Next-gen Tomb Raider framerate differs, Microsoft defends Xbox One

Tomb Raider: Definitive Edition has gone digging in the not-so-ancient ruins of next-gen gaming consoles and come back with a shiny debate over framerate differences. While the PlayStation 4 version of the game has been confirmed to run at 60 frames per second, the Xbox One version's framerate is, as of writing, unconfirmed.

A Square Enix rep weighed in on the issue to, stating that, "Delivering the core Tomb Raider gameplay at native 1080p and running at 30fps was always our primary goal given the type of experience Tomb Raider is and the exploration we want players to do. Anything beyond 30fps for this version is gravy."
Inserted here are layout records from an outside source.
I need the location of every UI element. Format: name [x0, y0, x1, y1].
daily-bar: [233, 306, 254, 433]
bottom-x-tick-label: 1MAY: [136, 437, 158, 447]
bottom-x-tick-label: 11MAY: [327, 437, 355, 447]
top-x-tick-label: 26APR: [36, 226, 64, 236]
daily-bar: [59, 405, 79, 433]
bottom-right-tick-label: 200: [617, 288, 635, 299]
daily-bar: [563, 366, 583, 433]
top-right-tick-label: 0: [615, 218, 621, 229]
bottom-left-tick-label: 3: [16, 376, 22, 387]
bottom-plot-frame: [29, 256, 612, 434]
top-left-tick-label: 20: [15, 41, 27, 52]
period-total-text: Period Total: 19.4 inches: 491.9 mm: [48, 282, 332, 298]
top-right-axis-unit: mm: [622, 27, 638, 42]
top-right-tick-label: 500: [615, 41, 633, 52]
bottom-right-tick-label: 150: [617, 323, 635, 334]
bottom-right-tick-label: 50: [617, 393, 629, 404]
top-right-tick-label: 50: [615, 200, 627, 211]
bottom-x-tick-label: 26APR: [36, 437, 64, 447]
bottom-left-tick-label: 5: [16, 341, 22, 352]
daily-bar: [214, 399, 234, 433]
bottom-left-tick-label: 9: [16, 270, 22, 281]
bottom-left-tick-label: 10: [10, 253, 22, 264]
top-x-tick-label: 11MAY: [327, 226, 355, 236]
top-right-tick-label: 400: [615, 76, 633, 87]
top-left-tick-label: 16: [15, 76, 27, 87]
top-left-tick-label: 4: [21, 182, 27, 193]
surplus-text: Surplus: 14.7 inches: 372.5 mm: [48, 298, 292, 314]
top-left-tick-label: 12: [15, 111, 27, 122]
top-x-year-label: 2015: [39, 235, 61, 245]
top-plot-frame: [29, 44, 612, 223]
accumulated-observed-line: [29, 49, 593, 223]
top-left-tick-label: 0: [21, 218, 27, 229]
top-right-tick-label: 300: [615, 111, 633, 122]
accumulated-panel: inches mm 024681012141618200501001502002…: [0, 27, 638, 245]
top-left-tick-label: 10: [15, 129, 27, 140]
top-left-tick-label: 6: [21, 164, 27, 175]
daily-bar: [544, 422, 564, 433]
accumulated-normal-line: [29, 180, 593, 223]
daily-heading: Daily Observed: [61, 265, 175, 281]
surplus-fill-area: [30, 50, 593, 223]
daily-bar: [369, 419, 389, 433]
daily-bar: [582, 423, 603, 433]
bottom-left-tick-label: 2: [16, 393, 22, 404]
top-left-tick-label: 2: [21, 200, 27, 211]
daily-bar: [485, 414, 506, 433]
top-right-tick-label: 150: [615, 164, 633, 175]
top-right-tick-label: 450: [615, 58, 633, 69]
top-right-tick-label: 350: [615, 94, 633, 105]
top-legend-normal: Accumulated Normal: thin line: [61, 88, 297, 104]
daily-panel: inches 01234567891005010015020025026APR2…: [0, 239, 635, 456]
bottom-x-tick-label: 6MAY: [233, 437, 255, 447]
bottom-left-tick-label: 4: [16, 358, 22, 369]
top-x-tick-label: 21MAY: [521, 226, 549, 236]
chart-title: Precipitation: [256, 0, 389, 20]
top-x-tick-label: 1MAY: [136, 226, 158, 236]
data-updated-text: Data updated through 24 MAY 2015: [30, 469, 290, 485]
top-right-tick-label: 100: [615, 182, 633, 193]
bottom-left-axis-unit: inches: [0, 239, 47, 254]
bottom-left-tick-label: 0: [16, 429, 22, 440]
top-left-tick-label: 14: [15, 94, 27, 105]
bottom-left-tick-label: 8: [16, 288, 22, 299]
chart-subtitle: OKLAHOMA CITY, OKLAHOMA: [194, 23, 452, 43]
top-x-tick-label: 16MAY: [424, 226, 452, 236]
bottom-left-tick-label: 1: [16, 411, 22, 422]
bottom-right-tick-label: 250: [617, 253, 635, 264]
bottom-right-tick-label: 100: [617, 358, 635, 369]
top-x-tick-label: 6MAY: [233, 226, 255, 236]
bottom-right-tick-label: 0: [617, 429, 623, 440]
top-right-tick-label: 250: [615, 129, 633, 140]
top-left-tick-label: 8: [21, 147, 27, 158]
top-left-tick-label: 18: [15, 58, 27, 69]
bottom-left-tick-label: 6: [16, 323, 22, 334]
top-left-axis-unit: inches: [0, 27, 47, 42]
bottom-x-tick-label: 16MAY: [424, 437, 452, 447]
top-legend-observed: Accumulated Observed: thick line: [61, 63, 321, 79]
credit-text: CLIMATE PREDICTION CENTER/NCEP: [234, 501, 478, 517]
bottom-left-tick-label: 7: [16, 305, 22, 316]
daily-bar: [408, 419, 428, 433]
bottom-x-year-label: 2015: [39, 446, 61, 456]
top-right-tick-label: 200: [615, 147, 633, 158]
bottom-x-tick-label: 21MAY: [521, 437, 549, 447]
Microsoft Senior Director of Product Management Albert Penello told Gamertag Radio that the differences between the two versions were minor, and defended the Xbox One version by reminding listeners that we've only just begun the new generation of consoles. "Everybody wants to focus on, you know, there's a framerate thing going on in Tomb Raider, there is a resolution thing going on and okay, there's a lot of reasons why that could be true, but we're weeks in. We just shipped, it's a long generation."
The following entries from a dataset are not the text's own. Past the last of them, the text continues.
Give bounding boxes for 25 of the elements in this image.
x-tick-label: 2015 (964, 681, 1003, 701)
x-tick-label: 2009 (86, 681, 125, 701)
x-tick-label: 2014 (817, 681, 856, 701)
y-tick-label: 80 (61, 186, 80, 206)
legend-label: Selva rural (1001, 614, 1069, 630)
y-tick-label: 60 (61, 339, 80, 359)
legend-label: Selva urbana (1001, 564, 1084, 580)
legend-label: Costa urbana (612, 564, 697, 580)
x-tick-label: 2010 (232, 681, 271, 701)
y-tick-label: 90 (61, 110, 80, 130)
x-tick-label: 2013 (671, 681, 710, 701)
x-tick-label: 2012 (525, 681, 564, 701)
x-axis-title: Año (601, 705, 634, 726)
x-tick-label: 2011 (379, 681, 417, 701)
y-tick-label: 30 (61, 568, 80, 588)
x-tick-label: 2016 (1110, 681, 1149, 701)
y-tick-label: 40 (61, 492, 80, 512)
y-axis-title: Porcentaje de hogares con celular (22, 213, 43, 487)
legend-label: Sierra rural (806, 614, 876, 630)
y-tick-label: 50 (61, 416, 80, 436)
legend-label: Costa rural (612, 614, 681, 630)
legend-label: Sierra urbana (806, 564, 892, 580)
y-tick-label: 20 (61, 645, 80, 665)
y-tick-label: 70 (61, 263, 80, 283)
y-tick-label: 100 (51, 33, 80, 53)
"I believe that the difference in the [PS4 and Xbox One] is not that great and I know what's going on behind the scenes and I probably have access to more information about some of this thing than a lot of people. Sometimes I think people tend to neglect the points that are in my favor and they like to highlight the points that tell me that I am wrong," Panello said. "I think these little things get way overblown versus like the quality of the games and the real differences in the two experiences which are pretty minor."

Though it's hard to say exactly what would cause a difference in performance, a post on developer Nixxes' site spotted by NeoGAF user "artist" notes that the PS4 and Xbox One versions were developed separately, by different teams. Sleeping Dogs developer United Front Games was tasked with bringing Lara's adventure to Xbox One, while Nixxes worked to unearth a PS4 version. Nixxes was responsible for getting the original (well, the original 2013 reboot) version of Tomb Raider up and running on PC and PS3 as well, while UFG has decidedly less experience with the game.

Of course, we're all ignoring the real, dare we say ... definitive difference between the PS4 and Xbox One versions of the game, here. On the PS4, the DualShock 4 turns red and orange while using the torch, and on Xbox One, players can use their hands to inspect in-game relics thanks to Kinect. Would-be buyers: go forth and be informed.